My husband is away travelling for the second time in two months. During our first five years of marriage I could count on one hand the number of nights that we spent apart. And then as we were praying about where God wanted us to serve, my husband went on a vision trip to Central Asia. The travelling and nights apart have become more regular since!
Travelling is just a part of life within an international organisation. Each year my husband has to travel to different leadership meetings and then there are also trainings he needs to give or attend (Of course I also have the occasional opportunity to attend a training or a women’s retreat, but how my husband survives when I’m not around is a blog for him to write!).
Just as the tightrope walker has strategies to make her way across the rope high above ground, so I have found ways to survive the time that my husband is away. Here are 8 survival strategies that I have learnt and that have been shared with me by many teammates who face the same long weeks without their husbands on the field. I hope that this can be a help and encouragement to other wives whose husbands travel:
- Make sure emergency phone numbers are easily accessible in case the car breaks down or the water pipe bursts. We make sure to tell our trusty mechanic and handyman to please be available during the time that my husband is away.
- Reduce the small stresses – before my husband leaves I like to make sure that I’ve done a big grocery trip, the car is filled up with gas, internet and cell phone airtime is topped up and the sewage removers have been. It just gives me less to worry about if all these small things are done. I find it quite stressful to be running outside in my pajamas to open up for the sewage men on a Sunday morning! (Why is the garbage and sewage removal always on a Sunday around here?)
- Invite a single girl teammate to spend time with you and the kids – maybe even stay over for a night. We have a teammate from our home country who my kids love spending time with – she is even willing to have a nerf gun war! – and I enjoy the relaxed adult conversation.
- Have good, encouraging books lined up (on Kindle if needed) for those long lonely evenings.
- Have something for the kids to look forward to. My husband leaves treats each day that he is away for the kids – it could be a pencil or a candy – just something small for them to look forward to (he usually leaves me a surprise too). Special things to look forward to, like a planned movie night for the kids, make the time more bearable.

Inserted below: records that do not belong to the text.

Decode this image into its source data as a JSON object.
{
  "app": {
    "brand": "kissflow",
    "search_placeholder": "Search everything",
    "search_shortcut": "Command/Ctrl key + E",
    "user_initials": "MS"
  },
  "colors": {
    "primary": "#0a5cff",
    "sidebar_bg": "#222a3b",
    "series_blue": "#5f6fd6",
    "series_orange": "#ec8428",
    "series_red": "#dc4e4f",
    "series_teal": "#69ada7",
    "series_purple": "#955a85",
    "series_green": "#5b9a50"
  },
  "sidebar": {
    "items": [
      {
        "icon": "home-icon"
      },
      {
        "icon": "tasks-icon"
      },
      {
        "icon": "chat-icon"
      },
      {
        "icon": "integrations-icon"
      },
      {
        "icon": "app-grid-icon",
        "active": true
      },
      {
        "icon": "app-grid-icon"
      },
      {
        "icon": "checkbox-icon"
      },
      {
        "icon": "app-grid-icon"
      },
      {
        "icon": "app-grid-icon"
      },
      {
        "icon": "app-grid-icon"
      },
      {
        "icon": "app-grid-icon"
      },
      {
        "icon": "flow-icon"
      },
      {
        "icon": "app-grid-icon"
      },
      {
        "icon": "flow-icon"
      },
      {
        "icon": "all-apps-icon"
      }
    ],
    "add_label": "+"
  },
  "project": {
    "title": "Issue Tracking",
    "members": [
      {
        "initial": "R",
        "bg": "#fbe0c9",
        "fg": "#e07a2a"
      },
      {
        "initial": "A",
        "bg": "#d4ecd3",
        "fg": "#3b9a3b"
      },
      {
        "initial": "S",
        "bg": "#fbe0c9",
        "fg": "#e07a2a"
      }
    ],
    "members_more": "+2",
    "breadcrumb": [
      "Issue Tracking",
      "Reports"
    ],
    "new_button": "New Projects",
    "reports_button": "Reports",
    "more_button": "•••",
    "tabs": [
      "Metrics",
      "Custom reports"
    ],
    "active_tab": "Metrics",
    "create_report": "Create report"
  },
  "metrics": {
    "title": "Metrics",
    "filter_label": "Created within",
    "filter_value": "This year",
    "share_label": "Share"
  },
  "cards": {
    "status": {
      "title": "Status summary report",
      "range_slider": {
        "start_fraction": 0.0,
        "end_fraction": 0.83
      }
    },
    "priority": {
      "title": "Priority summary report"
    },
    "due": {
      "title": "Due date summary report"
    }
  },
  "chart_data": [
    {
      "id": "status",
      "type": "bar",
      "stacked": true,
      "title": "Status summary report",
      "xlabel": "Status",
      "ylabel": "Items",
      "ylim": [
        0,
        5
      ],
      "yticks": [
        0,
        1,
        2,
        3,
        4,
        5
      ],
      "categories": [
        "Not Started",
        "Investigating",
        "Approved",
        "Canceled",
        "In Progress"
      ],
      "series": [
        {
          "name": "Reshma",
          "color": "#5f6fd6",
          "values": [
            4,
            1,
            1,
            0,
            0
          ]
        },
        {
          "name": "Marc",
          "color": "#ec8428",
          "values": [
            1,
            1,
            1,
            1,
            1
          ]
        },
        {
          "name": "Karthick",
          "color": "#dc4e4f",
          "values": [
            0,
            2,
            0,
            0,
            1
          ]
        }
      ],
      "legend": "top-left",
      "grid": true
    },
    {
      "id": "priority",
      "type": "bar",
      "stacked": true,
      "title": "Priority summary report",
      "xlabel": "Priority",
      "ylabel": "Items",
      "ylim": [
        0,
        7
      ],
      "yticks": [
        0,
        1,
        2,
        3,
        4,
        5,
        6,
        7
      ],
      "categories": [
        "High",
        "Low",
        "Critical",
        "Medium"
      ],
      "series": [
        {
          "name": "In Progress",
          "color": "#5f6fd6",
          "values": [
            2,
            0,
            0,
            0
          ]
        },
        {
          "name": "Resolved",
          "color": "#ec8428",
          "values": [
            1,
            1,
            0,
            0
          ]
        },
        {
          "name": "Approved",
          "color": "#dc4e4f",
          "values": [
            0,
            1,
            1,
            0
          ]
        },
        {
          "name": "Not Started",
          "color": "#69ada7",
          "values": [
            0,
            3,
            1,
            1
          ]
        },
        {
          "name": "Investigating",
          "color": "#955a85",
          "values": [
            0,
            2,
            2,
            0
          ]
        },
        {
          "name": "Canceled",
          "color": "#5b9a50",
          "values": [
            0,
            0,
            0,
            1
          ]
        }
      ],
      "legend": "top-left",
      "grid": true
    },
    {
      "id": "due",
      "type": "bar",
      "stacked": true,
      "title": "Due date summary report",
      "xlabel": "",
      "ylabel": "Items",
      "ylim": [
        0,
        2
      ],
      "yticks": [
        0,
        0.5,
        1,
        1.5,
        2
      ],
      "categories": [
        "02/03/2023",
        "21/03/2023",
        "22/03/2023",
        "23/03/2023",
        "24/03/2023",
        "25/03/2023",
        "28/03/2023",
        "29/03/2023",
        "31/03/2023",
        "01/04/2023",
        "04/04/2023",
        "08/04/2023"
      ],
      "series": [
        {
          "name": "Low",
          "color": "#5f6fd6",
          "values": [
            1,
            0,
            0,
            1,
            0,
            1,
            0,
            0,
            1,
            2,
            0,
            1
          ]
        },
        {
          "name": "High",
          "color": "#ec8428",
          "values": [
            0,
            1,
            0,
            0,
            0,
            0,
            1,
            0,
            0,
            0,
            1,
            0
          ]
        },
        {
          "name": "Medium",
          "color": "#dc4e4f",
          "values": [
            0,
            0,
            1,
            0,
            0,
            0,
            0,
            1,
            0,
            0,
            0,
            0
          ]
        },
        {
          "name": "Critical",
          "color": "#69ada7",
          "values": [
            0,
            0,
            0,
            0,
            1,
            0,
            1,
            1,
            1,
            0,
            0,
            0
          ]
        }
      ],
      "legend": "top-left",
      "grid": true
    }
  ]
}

- Be real, share your struggles and ask for prayer. The last time my husband was away it was for a big leadership meeting that two other guys had to leave their families to attend as well. The three of us wives formed a WhatsApp group and regularly checked up on each other during the weeks our husbands were away. It was so encouraging to be able to share together and to be praying for each other.
- Recognise that your kids are struggling too. It helps me to acknowledge the ways in which the kids are missing my husband and adjusting to his absence. This doesn’t excuse their sinful behaviour, but it does help me to be more grace-filled and sympathetic as I deal with their tantrums and moodiness while he is away.
- Look forward to his return together. When the end is in sight and it’s just a couple of days until he is back, the kids count down and do something special for when he gets home – like baking a cake and making cards.
It is a sweet time when my husband finally gets home, but it also takes some adjusting as we need to be patient as he gets over the jet lag and tiredness from travel, and as we learn the rhythms of being all five of us together again.
Through the struggles of the time spent apart, God is so good. God gives me grace in unexpected small ways, which are a constant reminder that HE is the one caring for me and providing for me. Each time that my husband is away, I am encouraged to seek God and rely on Him more.
A wise missionary couple once told us that the best way to make a decision is to ask oneself “which decision is going to increase my faith the most?” and then go with that option. We always make the decision for my husband to travel, together. We recognise that my husband’s travels are part of our family ministry and so we don’t get angry or bitter about him being gone. When my husband is away it increases my faith and secures the knowledge for me that I surely am dwelling in the shadow of the Almighty.
“Whoever dwells in the shelter of the Most High will rest in the shadow of the Almighty. I will say of the Lord, “He is my refuge and my fortress, my God, in whom I trust.” – Psalm 91 (NIV)
Beth is from the global South, and she loves the ocean and cold Christmas dinner on a hot day around the pool. She is married to an adventurer, and they have three wonderfully unique children.